Gilgamesh by Joan London
Having read The good parents last year I was looking forward to this, and although I did enjoy it, it didn't draw me in as much as her other book. The novel follows Edith and her son as they make a trip from Australia to Armenia to find her son's father. Again, I loved the descriptions of the countries they travelled through, but I did get frustrated with the way time jumped around, sometimes fast, sometimes slow, and a lot of the characters didn't seem particularly, erm, nuanced?

Sister by Rosamund Lupton
A quick pick from the display next to the issuing computer at the library, so I didn't know anything about it or the author. It's a thriller, but a very female one, without the guns, car chases etc. It is totally compelling, with a real twist at the end which I didn't see coming. I didn't have trouble following the plot (which does interesting things with time) but some reviewers seem to have struggled with that. I also liked the way the characters developed and really came to life - at first it seems so simple, a woman's sister has disappeared and she goes to try and find her, but it rapidly becomes much more complicated, making her question what she knew about her whole family as well as herself.

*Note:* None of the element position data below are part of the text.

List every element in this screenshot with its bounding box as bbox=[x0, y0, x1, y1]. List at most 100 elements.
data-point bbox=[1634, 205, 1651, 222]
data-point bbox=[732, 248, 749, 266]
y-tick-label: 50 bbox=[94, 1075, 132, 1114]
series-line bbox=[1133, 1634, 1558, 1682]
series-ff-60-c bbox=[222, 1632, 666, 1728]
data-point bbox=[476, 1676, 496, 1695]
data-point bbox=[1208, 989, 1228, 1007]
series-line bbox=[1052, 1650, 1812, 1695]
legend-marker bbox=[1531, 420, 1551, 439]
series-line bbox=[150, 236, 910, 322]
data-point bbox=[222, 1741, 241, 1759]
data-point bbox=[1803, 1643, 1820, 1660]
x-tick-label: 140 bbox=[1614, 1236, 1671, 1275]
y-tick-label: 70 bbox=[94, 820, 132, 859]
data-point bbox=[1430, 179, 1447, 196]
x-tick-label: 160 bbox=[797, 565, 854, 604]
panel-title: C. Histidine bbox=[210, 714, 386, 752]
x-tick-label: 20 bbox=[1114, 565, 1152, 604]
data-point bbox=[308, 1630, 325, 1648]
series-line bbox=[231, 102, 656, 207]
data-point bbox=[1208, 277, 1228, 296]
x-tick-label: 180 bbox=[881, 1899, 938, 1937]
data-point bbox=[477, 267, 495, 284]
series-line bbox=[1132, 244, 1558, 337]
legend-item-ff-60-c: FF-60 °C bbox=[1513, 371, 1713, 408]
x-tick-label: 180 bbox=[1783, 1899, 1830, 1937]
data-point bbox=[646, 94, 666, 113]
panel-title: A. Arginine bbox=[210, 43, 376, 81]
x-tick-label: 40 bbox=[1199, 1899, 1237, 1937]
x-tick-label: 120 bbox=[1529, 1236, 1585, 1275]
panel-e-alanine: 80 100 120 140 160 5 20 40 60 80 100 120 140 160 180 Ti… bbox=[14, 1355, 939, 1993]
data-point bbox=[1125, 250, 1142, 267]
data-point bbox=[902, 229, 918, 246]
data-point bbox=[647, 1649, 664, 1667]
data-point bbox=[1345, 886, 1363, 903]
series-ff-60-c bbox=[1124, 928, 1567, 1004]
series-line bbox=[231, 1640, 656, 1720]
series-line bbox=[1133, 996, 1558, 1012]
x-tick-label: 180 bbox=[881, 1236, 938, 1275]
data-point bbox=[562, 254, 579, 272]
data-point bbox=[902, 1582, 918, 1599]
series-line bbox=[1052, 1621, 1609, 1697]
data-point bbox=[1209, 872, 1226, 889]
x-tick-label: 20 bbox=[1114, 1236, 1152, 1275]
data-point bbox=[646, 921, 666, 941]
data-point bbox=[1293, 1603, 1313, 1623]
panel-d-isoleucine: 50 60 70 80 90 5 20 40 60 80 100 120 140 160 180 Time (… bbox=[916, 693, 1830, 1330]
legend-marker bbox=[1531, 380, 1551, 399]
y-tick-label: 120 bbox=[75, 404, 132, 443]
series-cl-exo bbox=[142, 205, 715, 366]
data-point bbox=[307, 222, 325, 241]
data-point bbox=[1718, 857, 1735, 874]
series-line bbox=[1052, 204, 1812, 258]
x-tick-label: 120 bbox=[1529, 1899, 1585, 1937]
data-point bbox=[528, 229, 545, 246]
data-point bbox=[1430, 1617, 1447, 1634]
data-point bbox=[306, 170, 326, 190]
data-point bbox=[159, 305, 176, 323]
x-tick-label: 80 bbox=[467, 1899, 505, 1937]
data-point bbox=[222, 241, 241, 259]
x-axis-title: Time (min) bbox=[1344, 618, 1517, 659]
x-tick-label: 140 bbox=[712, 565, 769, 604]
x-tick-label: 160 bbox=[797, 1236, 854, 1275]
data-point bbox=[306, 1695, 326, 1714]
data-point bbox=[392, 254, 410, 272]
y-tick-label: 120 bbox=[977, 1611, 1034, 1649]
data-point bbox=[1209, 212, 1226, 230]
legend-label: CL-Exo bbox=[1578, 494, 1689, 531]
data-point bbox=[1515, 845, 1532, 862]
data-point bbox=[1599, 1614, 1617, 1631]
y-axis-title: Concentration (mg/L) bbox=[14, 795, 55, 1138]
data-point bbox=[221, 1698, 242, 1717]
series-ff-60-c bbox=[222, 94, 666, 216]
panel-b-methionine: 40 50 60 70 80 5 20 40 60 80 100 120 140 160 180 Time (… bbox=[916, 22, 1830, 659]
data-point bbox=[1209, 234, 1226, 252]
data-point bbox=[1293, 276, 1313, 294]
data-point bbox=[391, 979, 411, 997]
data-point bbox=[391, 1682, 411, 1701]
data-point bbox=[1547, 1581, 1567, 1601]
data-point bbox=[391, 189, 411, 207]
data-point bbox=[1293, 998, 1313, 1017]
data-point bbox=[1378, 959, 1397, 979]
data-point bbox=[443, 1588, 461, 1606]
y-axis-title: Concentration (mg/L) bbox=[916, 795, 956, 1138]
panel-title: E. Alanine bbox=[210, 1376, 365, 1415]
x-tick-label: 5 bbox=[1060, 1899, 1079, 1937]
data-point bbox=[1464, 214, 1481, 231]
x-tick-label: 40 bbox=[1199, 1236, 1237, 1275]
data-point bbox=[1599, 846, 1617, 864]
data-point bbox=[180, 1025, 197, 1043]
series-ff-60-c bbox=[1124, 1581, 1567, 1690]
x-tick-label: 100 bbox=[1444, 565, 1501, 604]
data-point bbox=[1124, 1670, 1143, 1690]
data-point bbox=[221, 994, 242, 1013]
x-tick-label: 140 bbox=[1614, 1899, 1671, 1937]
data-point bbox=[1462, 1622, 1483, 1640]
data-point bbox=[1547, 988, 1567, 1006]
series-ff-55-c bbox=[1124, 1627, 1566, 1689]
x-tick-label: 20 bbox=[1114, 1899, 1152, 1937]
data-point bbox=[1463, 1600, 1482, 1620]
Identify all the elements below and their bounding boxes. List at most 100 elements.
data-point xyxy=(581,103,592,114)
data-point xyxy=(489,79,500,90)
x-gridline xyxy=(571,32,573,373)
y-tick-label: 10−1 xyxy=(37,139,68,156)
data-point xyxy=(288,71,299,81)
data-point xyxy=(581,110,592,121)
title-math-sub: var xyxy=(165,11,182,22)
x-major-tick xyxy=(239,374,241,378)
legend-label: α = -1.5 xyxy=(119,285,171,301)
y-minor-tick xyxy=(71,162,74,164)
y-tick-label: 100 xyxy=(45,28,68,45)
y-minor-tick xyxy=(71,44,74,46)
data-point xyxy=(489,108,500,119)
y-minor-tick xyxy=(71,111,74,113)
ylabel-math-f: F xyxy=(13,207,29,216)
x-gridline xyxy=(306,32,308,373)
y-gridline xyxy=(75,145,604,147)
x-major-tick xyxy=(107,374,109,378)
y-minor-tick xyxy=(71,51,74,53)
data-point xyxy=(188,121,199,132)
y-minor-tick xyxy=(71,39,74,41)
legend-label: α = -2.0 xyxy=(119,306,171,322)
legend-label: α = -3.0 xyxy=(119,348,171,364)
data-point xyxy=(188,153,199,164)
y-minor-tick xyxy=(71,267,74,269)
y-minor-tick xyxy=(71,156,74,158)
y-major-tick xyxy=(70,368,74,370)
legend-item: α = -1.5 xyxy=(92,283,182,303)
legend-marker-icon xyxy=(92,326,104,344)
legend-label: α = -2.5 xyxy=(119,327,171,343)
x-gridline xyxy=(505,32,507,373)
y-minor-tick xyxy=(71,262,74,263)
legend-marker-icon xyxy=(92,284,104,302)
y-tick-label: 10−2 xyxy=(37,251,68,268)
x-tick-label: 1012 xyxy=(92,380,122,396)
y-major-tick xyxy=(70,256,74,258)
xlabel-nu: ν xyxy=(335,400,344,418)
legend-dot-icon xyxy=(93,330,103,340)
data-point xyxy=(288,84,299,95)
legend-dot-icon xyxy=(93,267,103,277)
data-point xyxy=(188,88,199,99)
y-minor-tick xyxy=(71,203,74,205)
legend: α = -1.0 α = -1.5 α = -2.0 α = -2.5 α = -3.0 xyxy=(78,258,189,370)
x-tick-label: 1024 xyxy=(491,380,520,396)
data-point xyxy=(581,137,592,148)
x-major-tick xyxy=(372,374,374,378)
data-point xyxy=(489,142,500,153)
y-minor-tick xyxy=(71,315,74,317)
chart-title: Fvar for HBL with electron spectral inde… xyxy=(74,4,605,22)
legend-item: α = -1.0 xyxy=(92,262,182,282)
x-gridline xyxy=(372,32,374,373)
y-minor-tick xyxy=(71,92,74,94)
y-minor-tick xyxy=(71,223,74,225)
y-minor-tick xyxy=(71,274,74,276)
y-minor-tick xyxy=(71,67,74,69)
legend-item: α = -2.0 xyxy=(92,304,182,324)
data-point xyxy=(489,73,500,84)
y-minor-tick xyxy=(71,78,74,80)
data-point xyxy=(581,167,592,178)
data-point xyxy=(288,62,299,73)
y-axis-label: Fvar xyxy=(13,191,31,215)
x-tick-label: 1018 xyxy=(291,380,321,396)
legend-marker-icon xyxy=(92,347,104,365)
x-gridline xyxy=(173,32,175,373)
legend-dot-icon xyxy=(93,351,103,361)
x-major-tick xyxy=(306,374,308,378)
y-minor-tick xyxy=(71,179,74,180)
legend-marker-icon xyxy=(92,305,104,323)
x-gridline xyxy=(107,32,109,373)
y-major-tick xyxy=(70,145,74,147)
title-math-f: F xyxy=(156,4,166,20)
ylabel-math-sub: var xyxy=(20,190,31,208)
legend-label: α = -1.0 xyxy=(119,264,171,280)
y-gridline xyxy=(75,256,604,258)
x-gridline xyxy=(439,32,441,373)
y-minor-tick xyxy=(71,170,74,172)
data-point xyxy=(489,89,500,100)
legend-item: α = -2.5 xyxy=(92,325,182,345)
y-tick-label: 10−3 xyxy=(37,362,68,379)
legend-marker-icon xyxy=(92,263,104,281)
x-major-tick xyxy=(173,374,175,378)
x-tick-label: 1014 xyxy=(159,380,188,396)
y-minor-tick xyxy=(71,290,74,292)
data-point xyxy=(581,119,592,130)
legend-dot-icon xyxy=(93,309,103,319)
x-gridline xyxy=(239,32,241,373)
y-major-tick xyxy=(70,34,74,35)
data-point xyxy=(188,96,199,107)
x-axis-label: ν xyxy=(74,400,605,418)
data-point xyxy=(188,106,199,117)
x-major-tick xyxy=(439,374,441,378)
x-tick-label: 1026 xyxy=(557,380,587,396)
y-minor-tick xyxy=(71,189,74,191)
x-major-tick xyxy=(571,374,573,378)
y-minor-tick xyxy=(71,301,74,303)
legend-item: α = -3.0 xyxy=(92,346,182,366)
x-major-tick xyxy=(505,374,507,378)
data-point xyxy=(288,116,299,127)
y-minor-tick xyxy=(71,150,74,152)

Office 2007 for dummies by Wallace Wang
As I'm now expected to use Outlook at a much higher level than I was before I thought now would be a good time to check I am using it to its full capabilities. This is a fairly basic book, covering the essential functions of Word, Excel, Access, Powerpoint and Outlook, and most of it I could already do perfectly happily, but it did give me some useful tips to use in Outlook, so was worth dipping into.I now have a beautifully colour-coordinated task list with things to tick off and my life all organised. Possibly. I think if you wanted anything more detailed about the individual programs it would be worth getting the individual for dummies books for each program.

Attracting birds to your garden by Stephen Moss and David Cottridge
I thought I might get some good ideas from this book, but it was a bit disappointing. It's written at quite a basic level, and most of the information you could get quite easily online from somewhere like the RSPB. It's also got some quite bizarre editing - many of the pages use "layering", where you have an intro short paragraph, then a more indepth one, then a lot more detail further on. When I'm writing text using layering I put something to grab your attention in the first paragraph, then add more detail, then put a whole lot more. But this book just repeats the same thing - so you end up with the same information repeated three times on the same page!